Primary practical science is all about:
- providing learners with a structured activity selected to support the intended learning
- exploring phenomena and – through observation, questioning and investigation – understanding those phenomena
- engaging learners with the science being explored.
So why do practical science? There are many reasons, but one of the most powerful is that incorporating practical science appropriately into teaching can help save time and resources later. With practical science, learners develop a better understanding of the science from the moment something is first introduced.
In primary science, it is very easy to miss the focus on phenomena, practical observation and investigation. The temptation is to discuss science as a body of fixed knowledge and provide it to learners to ingest. However, this can lead to problems later in a learner’s education where they are not secure in their understanding.
This was brought into focus when I attended a session at this year’s Association for Science Education conference presented by Dr David Crowther, the President of the National Science Teachers’ Association of America, about Using inquiry science to build language for students whose first language is not English. In this session, the exploration of a phenomenon (in this case skewering balloons with wooden sticks) was at the forefront of the experience, even before any ‘science’ was talked about. This then led into carefully structured questions, activities and reflections, which extended that exploration and experience, to develop understanding of the phenomenon and the science behind it. By giving learners an experience to scaffold their understanding, they are more able to understand the scientific terminology, models and concepts required to grasp the science the teacher planned to teach. The practical work has value and improved learning.
Practical primary science can also bring great value to other subjects. For example, it can provide rich opportunities for applying mathematics, such as taking measurements, drawing graphs and talking about data, and it can bring history to life through recreating experiments carried out by famous scientists of the past.
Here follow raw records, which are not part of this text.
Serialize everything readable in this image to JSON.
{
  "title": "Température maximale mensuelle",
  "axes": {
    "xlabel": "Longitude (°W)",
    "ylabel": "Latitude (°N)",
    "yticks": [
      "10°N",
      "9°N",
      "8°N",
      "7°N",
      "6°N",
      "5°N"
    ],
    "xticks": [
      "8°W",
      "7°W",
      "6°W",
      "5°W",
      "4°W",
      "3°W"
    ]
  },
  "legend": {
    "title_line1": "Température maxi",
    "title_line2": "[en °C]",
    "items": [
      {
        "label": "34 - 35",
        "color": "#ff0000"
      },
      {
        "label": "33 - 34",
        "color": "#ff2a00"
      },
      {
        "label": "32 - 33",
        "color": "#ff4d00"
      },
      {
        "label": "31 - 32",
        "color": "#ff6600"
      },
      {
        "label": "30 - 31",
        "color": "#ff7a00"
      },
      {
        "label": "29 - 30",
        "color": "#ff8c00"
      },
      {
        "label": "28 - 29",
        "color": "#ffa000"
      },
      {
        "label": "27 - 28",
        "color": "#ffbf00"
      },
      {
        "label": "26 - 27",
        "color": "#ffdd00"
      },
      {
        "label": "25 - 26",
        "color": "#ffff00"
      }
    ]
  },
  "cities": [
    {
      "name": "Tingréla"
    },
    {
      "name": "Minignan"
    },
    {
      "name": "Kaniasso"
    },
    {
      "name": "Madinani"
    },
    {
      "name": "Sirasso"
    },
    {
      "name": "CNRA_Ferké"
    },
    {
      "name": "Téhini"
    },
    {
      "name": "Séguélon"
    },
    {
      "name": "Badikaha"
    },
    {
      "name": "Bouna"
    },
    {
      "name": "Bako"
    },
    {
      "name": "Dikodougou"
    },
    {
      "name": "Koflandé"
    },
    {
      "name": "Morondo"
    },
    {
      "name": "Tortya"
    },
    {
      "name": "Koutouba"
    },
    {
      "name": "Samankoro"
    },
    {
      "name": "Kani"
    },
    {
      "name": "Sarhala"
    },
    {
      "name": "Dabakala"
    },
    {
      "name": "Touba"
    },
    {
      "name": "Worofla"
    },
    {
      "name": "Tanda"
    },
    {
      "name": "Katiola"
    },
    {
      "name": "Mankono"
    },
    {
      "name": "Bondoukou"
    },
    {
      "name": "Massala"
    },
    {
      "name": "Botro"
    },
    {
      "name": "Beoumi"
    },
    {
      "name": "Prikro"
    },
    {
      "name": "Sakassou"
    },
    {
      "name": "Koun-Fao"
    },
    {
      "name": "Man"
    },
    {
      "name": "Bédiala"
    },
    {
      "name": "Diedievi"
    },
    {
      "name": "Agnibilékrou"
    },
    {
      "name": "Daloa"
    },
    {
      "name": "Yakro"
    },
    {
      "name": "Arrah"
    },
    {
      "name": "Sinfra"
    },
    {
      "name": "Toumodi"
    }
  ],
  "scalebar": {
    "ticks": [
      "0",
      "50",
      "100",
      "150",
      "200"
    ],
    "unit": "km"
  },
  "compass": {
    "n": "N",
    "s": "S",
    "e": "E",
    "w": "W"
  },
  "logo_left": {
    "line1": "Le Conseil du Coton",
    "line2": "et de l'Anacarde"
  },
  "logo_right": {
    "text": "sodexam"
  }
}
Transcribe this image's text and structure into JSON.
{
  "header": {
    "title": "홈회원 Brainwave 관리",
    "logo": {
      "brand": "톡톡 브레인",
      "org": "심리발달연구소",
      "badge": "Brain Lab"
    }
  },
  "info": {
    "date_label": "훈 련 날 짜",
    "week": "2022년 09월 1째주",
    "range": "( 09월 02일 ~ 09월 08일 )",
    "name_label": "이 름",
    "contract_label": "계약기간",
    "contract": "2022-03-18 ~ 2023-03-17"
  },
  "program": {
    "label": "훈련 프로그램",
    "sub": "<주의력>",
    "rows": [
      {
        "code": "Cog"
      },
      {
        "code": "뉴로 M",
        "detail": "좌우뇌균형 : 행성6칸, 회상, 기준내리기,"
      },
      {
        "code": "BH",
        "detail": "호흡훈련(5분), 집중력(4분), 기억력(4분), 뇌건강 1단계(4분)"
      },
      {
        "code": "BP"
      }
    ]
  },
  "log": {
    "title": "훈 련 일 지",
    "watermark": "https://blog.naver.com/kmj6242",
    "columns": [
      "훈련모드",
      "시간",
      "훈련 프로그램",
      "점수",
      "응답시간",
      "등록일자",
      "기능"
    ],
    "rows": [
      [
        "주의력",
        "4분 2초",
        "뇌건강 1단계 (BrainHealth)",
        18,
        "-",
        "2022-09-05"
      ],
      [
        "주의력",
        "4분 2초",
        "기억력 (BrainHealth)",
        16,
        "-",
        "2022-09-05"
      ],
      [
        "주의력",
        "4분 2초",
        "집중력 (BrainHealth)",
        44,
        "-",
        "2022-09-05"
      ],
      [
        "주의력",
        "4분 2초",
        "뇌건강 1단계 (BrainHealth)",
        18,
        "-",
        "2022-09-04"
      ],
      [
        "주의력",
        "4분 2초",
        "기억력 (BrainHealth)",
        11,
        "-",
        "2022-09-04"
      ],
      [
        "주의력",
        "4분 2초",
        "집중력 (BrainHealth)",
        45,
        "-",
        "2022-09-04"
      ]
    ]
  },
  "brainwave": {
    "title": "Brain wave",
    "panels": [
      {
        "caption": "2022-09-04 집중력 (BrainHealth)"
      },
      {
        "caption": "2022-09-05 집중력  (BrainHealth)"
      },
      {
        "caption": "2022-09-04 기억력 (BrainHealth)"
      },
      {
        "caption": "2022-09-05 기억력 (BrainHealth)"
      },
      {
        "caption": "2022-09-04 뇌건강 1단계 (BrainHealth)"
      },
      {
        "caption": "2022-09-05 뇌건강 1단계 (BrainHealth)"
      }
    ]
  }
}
It doesn’t have to be expensive. Much of the practical work in primary science can best be done using familiar objects such as plates, knives, glasses, food, water and others. In fact, using familiar objects allows primary learners to focus on the science rather than the novelty of the equipment – for example, investigating how disposable nappies work or investigating if falling toast does always land butter-side down.
One barrier Cambridge International recognises is teachers saying: ‘I know what science I need to teach but when and how should practical science be used?’ That is why we have updated the science schemes of work for Cambridge Primary (which are now available to use for Cambridge International schools), to give more suggestions of how to use scientific enquiry to support learning in every unit of every stage.
Identifying the opportunities to teach, and use, scientific enquiry is the first step to producing meaningful practical science experiences in your classroom – experiences that will allow learners to explore phenomena and really get to grip with what science is. (Lab coats remain optional!)